Kat Phan (She/Her) is NJAIJ's Policy and Research Associate, as well as an anti-detention organizer and graduate student at the Princeton School of Public and International Affairs. Prior to joining our team, Phan led policy and demographic research on language access and local immigration policies at San Francisco’s Office of Civic Engagement and Immigrant Affairs. She is the proud daughter of Vietnamese refugees and is committed to the liberation of all migrants from institutional and structural oppression.
  • As a child of refugees, I have experienced firsthand the necessity for culturally sensitive, trauma-informed policies and protected community spaces. My commitment to immigrant justice is rooted in my desire to co-create a world where immigrants, asylum seekers, and refugees like my parents can be their fullest selves and live or dream as imaginatively and freely as they desire.

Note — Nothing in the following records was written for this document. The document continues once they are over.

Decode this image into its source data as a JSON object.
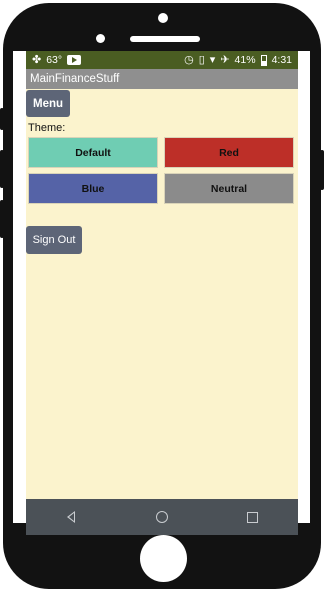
{
  "status_bar": {
    "temperature": "63°",
    "battery_percent": "41%",
    "time": "4:31",
    "icons": [
      "pinwheel-icon",
      "youtube-icon",
      "alarm-icon",
      "vibrate-icon",
      "wifi-icon",
      "airplane-icon",
      "battery-icon"
    ]
  },
  "app": {
    "title": "MainFinanceStuff"
  },
  "menu_button": {
    "label": "Menu"
  },
  "theme": {
    "label": "Theme:",
    "options": [
      {
        "label": "Default",
        "color": "#6fcdb3"
      },
      {
        "label": "Red",
        "color": "#bd2f28"
      },
      {
        "label": "Blue",
        "color": "#5563a7"
      },
      {
        "label": "Neutral",
        "color": "#8b8b8b"
      }
    ]
  },
  "sign_out_button": {
    "label": "Sign Out"
  },
  "colors": {
    "status_bar": "#4a5d22",
    "title_bar": "#8f8f8f",
    "content_background": "#fbf3cd",
    "button": "#5d6577",
    "nav_bar": "#4b5157"
  }
}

  • In my first few months with the NJAIJ team, we hosted a multilingual town hall with NJAIJ community members on the Values Act. Being able to witness true language access in practice and hear such intense commitment to liberation from incarceration and detention left me more convinced than ever that our immigrant communities will win.

  • “Be Not Afraid of Love” by Mimi Zhu has spoken to me more than any other piece of literature I’ve read in recent years. The book is an invitation to be more loving towards ourselves, our people, and communities that have been systematically denied access to healing. The writing is calming, reflective, and a reminder that personal and political change must come from a source of radical love.